Releases: JustAResearcher/Latency-Based-GPU-Algorithm
Releases · JustAResearcher/Latency-Based-GPU-Algorithm
v0.1.5
GPUx v0.1.5 — Community Testing Release
First release for community testing. ASIC-resistant, latency-bound proof-of-work for GPUs; proposed replacement for Cuckaroo29 (C29) in Tari (XTM).
What's in this release
- Frozen algorithm spec (
ALGORITHM_SPEC.md) - C reference implementation (
spec/) — bit-exact authority - CUDA mining kernel + GPU Argon2id DAG generator (
cuda/) - Cross-platform benchmark harness (
bench/) - Pre-built Windows binary (multi-arch fat binary, sm_75 → sm_120)
Pre-built binaries
| Platform | Binary | Coverage |
|---|---|---|
| Windows x64, CUDA 13.2+ | gpux_miner-v0.1.5-windows-x64-cuda13-multiarch.exe |
Turing (RTX 20-series, GTX 16-series, T4) → Blackwell (RTX 50-series), all CMP cards |
The Windows binary is a CUDA fat binary containing compiled code for sm_75, sm_80, sm_86, sm_89, sm_90, and sm_120, plus PTX for forward compatibility. One file runs on any supported GPU.

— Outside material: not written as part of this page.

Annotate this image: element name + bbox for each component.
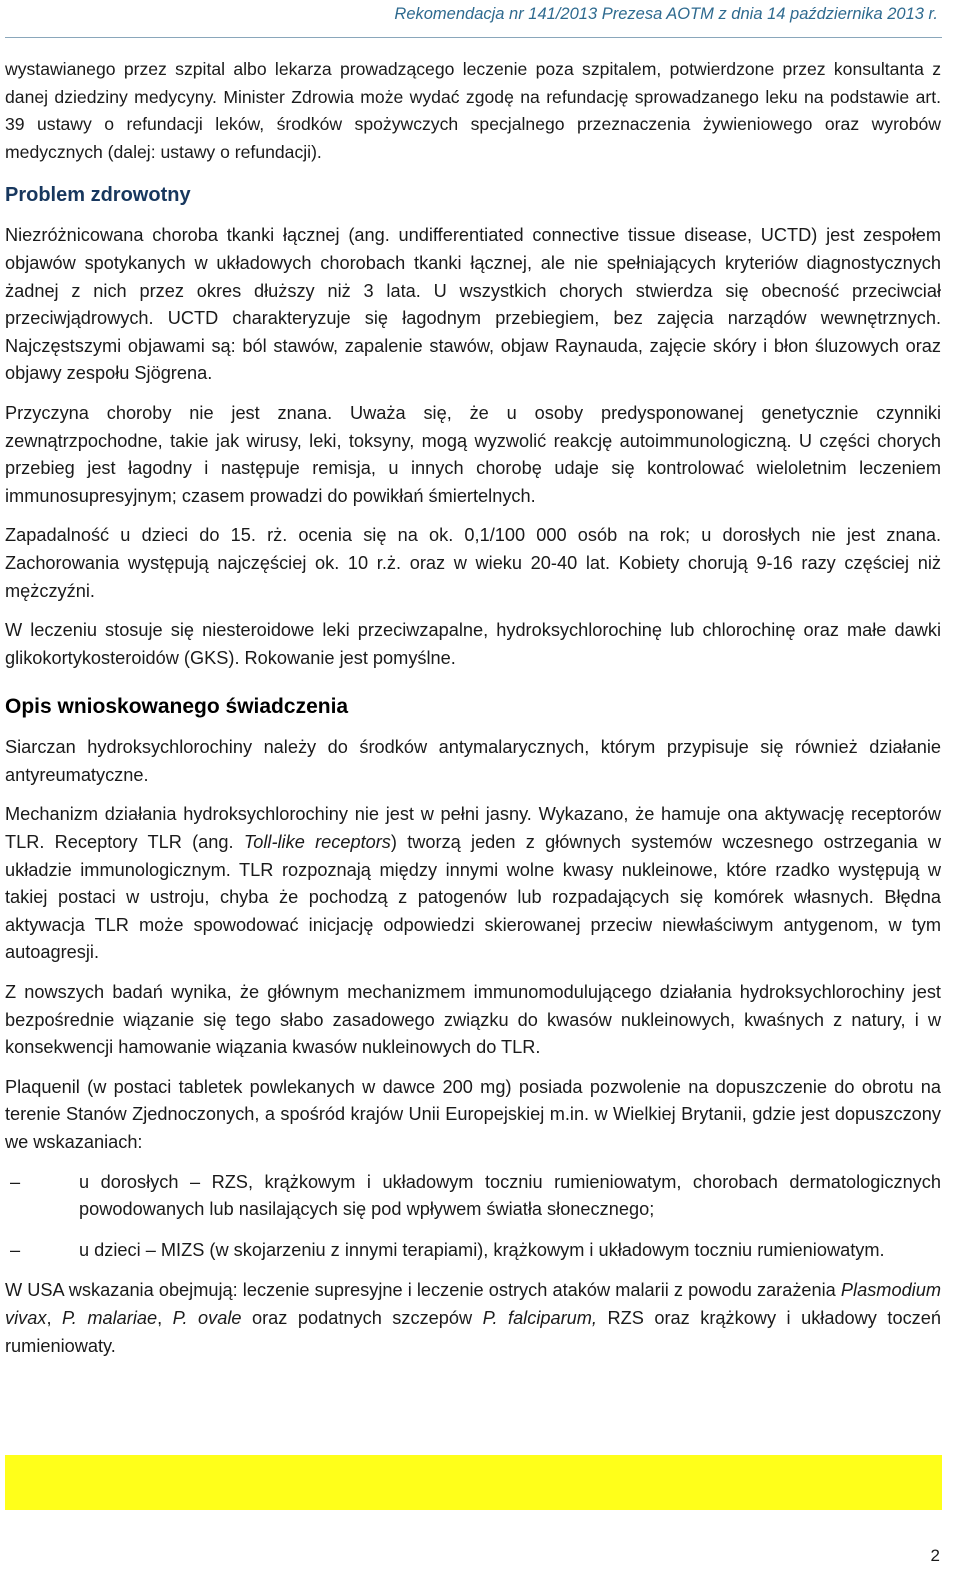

Linux: build from source with cd cuda && make after installing CUDA Toolkit 12.6+ or 13+. A Linux x64 binary will ship in v0.1.6 once CI is set up.
Verified baseline
- NVIDIA RTX 5090 (sm_120) @ stock: 1.46 MH/s at 410 W (~3.6 kH/W)
- DAG generation: 32.5 s for 2 GiB (one-time per epoch)
Known limitations
- v0.1.5 is CUDA-only. AMD / Intel support via OpenCL planned for v0.2.
- No light-verifier (Merkle DAG witness) yet — full nodes need the 2 GiB DAG. Out of scope for this round.
- Tari multi-algo integration not wired — that comes after community testing settles the algorithm.
Tester quick-start
# Windows
git clone https://github.com/JustAResearcher/Latency-Based-GPU-Algorithm.git
cd Latency-Based-GPU-Algorithm
.\bench\run_bench.ps1# Linux
git clone https://github.com/JustAResearcher/Latency-Based-GPU-Algorithm.git
cd Latency-Based-GPU-Algorithm
./bench/run_bench.shThe harness:
- Builds
gpux_miner(or uses the pre-built.exeif present) - Runs
verify— confirms your GPU produces bit-exact hashes vs the C reference - Runs
bench 60— 60 seconds of steady-state hashing - Writes a JSON to
bench/results/
Submit your JSON via PR or issue. We're collecting:
- Hashrate vs SM count vs VRAM vs power
- Cross-arch determinism evidence
- Any verify failures (bit-exact mismatches between GPU and reference)
See COMMUNITY_TESTING.md for the full protocol.
What changed since v0.1
- DAG generation moved from ChaCha20 to Argon2id (RFC 9106). Prevents the "compute-don't-store" ASIC attack — recompute is now ~165× more expensive than reading from DRAM, forcing any competitive ASIC to ship with HBM/GDDR.
- GPU Argon2id port: epoch transition went from ~9.5 minutes (CPU) to 32.5 seconds (GPU).
- Verified primitives: BLAKE2b against RFC 7693, ChaCha20 against RFC 8439, AES round against FIPS-197 Appendix B, Argon2id against RFC 9106 / argon2 CLI vectors. All KAT pass.
License
MIT. Bundled crypto primitives (BLAKE2b, ChaCha20, AES round, Argon2id) are public-domain or CC0+Apache-2.0. Fork it, audit it, break it.